Demek ki kadın – erkek her insan, aynı nefisten yani döllenmiş yumurtadan yaratılmıştır.

Nefsin yaratılışı üç aşamada tamamlanır. İlk oluşum kadının yumurtalık bölgesinde gerçekleşir. Nefis daha sonra müstekarra, oradan da müstevdaa geçer. Buraları üç karanlık diye tanımlayan şu ayete göre nefis her aşamada, şekilden şekile girer.

يَخْلُقُكُمْ فِي بُطُونِ أُمَّهَاتِكُمْ خَلْقًا مِن بَعْدِ خَلْقٍ فِي ظُلُمَاتٍ ثَلَاثٍ ذَلِكُمُ اللَّهُ رَبُّكُمْ لَهُ الْمُلْكُ لَا إِلَهَ إِلَّا هُوَ فَأَنَّى تُصْرَفُونَ.

“Analarınızın karınlarında sizi, üç karanlık yerde şekilden şekile geçirerek yaratır. İşte bunları yapan Allah’tır, sizin Rabbinizdir. Yetki ondadır. Ondan başka ilah yoktur.
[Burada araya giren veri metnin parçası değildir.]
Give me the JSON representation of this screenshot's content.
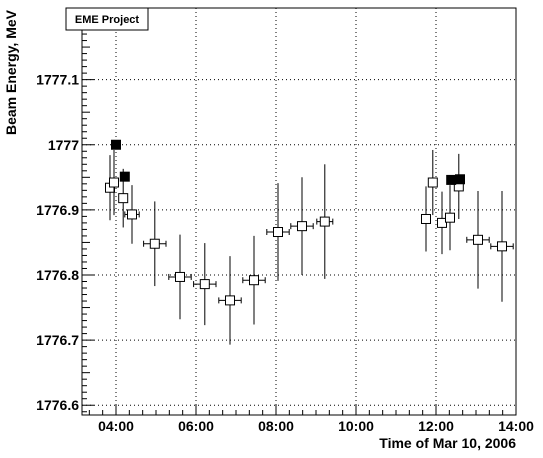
{
  "chart_data": {
    "type": "scatter",
    "title_box": "EME Project",
    "xlabel": "Time of Mar 10, 2006",
    "ylabel": "Beam Energy, MeV",
    "x_unit": "hours",
    "xlim": [
      3.15,
      14.0
    ],
    "ylim": [
      1776.585,
      1777.21
    ],
    "x_ticks": [
      {
        "value": 4,
        "label": "04:00"
      },
      {
        "value": 6,
        "label": "06:00"
      },
      {
        "value": 8,
        "label": "08:00"
      },
      {
        "value": 10,
        "label": "10:00"
      },
      {
        "value": 12,
        "label": "12:00"
      },
      {
        "value": 14,
        "label": "14:00"
      }
    ],
    "y_ticks": [
      {
        "value": 1776.6,
        "label": "1776.6"
      },
      {
        "value": 1776.7,
        "label": "1776.7"
      },
      {
        "value": 1776.8,
        "label": "1776.8"
      },
      {
        "value": 1776.9,
        "label": "1776.9"
      },
      {
        "value": 1777.0,
        "label": "1777"
      },
      {
        "value": 1777.1,
        "label": "1777.1"
      }
    ],
    "grid": true,
    "series": [
      {
        "marker": "open-square",
        "color": "#000000",
        "points": [
          {
            "x": 3.85,
            "y": 1776.934,
            "xerr": 0.06,
            "yerr": 0.05
          },
          {
            "x": 3.95,
            "y": 1776.942,
            "xerr": 0.06,
            "yerr": 0.05
          },
          {
            "x": 4.18,
            "y": 1776.918,
            "xerr": 0.08,
            "yerr": 0.045
          },
          {
            "x": 4.4,
            "y": 1776.893,
            "xerr": 0.18,
            "yerr": 0.045
          },
          {
            "x": 4.97,
            "y": 1776.848,
            "xerr": 0.28,
            "yerr": 0.065
          },
          {
            "x": 5.6,
            "y": 1776.797,
            "xerr": 0.28,
            "yerr": 0.065
          },
          {
            "x": 6.22,
            "y": 1776.786,
            "xerr": 0.28,
            "yerr": 0.063
          },
          {
            "x": 6.85,
            "y": 1776.761,
            "xerr": 0.28,
            "yerr": 0.068
          },
          {
            "x": 7.45,
            "y": 1776.792,
            "xerr": 0.28,
            "yerr": 0.068
          },
          {
            "x": 8.05,
            "y": 1776.866,
            "xerr": 0.28,
            "yerr": 0.075
          },
          {
            "x": 8.65,
            "y": 1776.875,
            "xerr": 0.28,
            "yerr": 0.075
          },
          {
            "x": 9.22,
            "y": 1776.882,
            "xerr": 0.2,
            "yerr": 0.088
          },
          {
            "x": 11.75,
            "y": 1776.886,
            "xerr": 0.08,
            "yerr": 0.05
          },
          {
            "x": 11.92,
            "y": 1776.942,
            "xerr": 0.08,
            "yerr": 0.05
          },
          {
            "x": 12.15,
            "y": 1776.88,
            "xerr": 0.08,
            "yerr": 0.048
          },
          {
            "x": 12.35,
            "y": 1776.888,
            "xerr": 0.08,
            "yerr": 0.05
          },
          {
            "x": 12.57,
            "y": 1776.936,
            "xerr": 0.08,
            "yerr": 0.05
          },
          {
            "x": 13.05,
            "y": 1776.854,
            "xerr": 0.28,
            "yerr": 0.075
          },
          {
            "x": 13.65,
            "y": 1776.844,
            "xerr": 0.28,
            "yerr": 0.085
          }
        ]
      },
      {
        "marker": "filled-square",
        "color": "#000000",
        "points": [
          {
            "x": 4.0,
            "y": 1777.0
          },
          {
            "x": 4.22,
            "y": 1776.951
          },
          {
            "x": 12.38,
            "y": 1776.946
          },
          {
            "x": 12.6,
            "y": 1776.947
          }
        ]
      }
    ]
  }
}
Nasıl oluyor da başka tarafa döndürülüyorsunuz?” (Zümer 39/6)

Şu ayete göre kadının ve erkeğin oluştuğu nefis döllenmiş yumurtadır.

إِنَّا خَلَقْنَا الْإِنسَانَ مِن نُّطْفَةٍ أَمْشَاجٍ

“Biz insanı, çok karışımlı nutfeden /döllenmiş yumurtadan yarattık.” (İnsan 76/1)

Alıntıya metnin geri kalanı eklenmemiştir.